GP Image copyright Thinkstock
Image caption The Social Security department say they are working with GPs to ensure appointments can still be discounted.

Allowing patients to meet with their GP over a video link would benefit teenagers, according to a doctor.

A new mobile health app, called Babylon, was launched by industry body Digital Jersey and allows patients on the island to manage appointments.

Dr Phillippa Venn from Cleveland Surgery said it may allow them to reach patients who are reluctant to come to the surgery.

Five surgeries, reaching about 50,000 patients have signed up to the scheme.

Dr Venn said: "We know there are certain hard to reach client groups, like teenagers, who are familiar with this kind of communication.

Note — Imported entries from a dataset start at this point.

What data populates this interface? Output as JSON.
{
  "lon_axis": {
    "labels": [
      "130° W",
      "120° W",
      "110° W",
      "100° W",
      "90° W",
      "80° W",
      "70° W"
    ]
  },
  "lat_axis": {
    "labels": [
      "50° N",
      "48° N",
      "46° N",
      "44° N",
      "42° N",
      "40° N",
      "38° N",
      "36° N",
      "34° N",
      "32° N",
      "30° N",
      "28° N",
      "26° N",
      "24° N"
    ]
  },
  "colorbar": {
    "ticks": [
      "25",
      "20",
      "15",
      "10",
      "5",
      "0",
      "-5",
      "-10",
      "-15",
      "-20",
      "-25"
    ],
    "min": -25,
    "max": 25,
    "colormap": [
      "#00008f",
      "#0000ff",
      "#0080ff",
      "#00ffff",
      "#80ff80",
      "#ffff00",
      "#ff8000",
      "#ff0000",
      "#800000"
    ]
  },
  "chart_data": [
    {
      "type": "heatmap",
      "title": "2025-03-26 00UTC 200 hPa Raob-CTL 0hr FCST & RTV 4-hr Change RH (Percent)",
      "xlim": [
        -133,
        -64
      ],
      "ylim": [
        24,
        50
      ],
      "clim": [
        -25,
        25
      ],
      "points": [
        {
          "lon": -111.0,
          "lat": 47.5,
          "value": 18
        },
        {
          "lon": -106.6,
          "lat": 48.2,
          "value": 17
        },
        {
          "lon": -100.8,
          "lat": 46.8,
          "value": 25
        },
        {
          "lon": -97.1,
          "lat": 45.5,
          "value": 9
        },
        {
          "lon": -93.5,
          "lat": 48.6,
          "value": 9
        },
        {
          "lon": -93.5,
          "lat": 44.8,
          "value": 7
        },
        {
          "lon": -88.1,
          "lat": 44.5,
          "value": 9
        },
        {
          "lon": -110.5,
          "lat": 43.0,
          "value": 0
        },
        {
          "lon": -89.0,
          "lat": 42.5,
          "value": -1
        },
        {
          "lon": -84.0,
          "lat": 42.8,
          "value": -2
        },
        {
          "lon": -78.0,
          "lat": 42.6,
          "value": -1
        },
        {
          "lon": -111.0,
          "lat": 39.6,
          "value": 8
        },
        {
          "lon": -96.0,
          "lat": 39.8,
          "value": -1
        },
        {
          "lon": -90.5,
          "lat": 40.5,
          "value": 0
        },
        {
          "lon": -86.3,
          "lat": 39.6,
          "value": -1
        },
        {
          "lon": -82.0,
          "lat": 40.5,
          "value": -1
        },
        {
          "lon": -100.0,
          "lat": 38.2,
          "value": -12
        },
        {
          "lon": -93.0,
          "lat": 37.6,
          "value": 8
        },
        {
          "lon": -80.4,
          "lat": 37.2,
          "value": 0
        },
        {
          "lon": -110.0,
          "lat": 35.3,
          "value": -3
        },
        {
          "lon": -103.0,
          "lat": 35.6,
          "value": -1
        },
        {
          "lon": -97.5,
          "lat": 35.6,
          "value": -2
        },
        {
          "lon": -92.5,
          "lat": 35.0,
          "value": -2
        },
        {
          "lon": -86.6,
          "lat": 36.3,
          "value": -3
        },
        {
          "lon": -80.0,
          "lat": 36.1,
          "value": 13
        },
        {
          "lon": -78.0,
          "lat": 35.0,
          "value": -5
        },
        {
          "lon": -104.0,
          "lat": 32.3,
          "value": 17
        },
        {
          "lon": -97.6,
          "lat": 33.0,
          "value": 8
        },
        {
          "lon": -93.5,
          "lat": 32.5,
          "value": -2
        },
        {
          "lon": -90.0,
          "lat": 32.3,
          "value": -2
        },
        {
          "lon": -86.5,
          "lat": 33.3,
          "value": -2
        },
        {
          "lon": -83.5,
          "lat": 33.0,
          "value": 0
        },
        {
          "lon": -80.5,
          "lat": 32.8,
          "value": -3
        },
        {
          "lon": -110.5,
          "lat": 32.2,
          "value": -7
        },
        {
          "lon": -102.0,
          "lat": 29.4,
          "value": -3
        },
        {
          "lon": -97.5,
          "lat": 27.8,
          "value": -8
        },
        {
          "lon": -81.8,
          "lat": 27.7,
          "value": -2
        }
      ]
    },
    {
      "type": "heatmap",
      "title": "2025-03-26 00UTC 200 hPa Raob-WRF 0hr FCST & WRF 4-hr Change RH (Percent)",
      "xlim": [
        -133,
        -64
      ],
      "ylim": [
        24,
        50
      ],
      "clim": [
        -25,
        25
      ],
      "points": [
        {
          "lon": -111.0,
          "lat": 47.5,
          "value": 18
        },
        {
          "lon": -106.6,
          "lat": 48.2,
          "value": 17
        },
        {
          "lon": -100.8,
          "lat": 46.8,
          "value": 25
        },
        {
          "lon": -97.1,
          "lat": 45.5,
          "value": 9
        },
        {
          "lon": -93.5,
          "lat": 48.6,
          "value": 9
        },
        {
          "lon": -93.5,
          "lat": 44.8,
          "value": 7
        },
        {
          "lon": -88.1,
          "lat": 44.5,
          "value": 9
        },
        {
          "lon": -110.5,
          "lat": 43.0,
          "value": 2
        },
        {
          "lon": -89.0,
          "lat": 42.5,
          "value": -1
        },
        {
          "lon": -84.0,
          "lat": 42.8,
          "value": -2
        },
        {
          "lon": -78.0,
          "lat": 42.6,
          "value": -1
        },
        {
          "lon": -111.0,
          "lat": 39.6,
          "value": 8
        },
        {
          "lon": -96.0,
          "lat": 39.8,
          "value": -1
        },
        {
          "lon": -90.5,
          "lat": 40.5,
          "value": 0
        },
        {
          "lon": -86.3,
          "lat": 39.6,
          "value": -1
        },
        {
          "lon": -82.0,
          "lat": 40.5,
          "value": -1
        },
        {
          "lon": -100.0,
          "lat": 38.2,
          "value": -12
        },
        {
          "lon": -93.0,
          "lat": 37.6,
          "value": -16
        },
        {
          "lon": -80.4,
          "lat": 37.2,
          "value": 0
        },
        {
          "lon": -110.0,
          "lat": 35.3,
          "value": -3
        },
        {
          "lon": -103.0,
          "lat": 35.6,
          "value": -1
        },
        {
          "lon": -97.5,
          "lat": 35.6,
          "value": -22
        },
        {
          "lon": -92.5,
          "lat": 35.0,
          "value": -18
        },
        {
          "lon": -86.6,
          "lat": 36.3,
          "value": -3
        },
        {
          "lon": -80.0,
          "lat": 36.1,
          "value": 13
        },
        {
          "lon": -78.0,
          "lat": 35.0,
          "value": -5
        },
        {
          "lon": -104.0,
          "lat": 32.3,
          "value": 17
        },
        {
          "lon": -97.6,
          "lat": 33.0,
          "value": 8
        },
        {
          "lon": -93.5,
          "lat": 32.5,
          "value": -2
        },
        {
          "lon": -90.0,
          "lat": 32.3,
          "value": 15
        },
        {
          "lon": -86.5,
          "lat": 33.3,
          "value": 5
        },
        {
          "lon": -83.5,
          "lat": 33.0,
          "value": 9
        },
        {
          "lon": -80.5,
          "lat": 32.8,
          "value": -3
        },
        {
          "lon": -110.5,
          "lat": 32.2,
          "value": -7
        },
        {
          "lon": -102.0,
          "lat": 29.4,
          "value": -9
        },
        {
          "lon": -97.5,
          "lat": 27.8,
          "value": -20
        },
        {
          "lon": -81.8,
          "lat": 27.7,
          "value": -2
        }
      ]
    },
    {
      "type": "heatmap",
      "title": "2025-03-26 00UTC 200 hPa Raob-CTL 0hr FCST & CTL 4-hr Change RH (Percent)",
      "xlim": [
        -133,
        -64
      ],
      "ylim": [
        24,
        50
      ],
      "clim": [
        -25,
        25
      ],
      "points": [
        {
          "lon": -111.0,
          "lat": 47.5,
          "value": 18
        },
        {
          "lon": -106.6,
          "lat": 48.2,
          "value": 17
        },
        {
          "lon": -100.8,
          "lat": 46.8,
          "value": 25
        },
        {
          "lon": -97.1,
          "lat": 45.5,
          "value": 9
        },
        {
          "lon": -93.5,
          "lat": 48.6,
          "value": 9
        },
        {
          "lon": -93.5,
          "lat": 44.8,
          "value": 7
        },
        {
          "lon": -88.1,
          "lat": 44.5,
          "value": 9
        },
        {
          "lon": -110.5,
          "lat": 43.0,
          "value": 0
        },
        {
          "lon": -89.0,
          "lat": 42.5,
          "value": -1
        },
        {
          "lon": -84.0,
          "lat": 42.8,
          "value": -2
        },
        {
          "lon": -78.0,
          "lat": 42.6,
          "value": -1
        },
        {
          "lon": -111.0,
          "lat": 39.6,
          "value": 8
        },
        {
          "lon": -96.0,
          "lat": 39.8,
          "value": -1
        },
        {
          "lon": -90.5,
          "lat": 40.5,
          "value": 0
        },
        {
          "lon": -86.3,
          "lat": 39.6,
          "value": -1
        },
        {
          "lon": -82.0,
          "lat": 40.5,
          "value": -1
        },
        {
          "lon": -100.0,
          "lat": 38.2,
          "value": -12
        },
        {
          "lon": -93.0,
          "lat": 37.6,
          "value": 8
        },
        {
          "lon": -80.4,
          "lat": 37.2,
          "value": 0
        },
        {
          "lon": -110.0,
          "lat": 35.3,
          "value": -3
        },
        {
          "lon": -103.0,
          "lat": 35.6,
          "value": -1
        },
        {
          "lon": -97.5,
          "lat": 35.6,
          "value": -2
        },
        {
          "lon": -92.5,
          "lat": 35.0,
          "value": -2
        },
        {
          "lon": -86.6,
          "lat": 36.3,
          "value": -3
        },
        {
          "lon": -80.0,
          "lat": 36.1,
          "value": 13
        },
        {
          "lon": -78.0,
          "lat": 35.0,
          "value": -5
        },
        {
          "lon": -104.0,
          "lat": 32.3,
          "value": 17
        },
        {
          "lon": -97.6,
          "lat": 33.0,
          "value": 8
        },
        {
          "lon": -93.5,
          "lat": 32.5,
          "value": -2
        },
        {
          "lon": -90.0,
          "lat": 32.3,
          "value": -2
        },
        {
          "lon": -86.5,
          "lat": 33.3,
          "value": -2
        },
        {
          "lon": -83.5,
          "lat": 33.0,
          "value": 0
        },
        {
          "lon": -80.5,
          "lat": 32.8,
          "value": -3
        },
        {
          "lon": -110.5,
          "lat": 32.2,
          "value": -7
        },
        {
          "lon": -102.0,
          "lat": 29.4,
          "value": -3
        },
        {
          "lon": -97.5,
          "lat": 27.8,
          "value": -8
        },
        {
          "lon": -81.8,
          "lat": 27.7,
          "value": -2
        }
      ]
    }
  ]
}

"It may be that there is an avenue where instead of being seen coming in to a doctors surgery, they could access the medical support."

About the app

  • The app is created by UK health company Babylon and Jersey is the first jurisdiction to roll it out
  • Patients will only be able to select their existing surgery when using the app
  • The surgeries currently signed up are: Island Medical Centre, Castle Quay Surgery, Health Plus, Cleveland Clinic and Lister Surgery
  • It allows patients to access health statistics and records quickly and conveniently

The app, which is being launched in November, will also allow people to ask doctors questions online without having to go in for an appointment.

In Jersey patients pay to see the GP, the price varies depending on the surgery but is about £35 per consultation on average.

The app will be free to download but each surgery will be able to decide how much it will charge for each service.

Paul Masterton from Digital Jersey said online appointments would never replace in person appointments.

He said: "It's more convenient, more effective and efficient to be able to speak to your doctor in a video consultation.

"The GP will then decide if they need to see you face to face. This is an addition to the service."

Jonathan Williams, Director of Social Security at the States of Jersey, said it would give people more choice in how they used their doctors.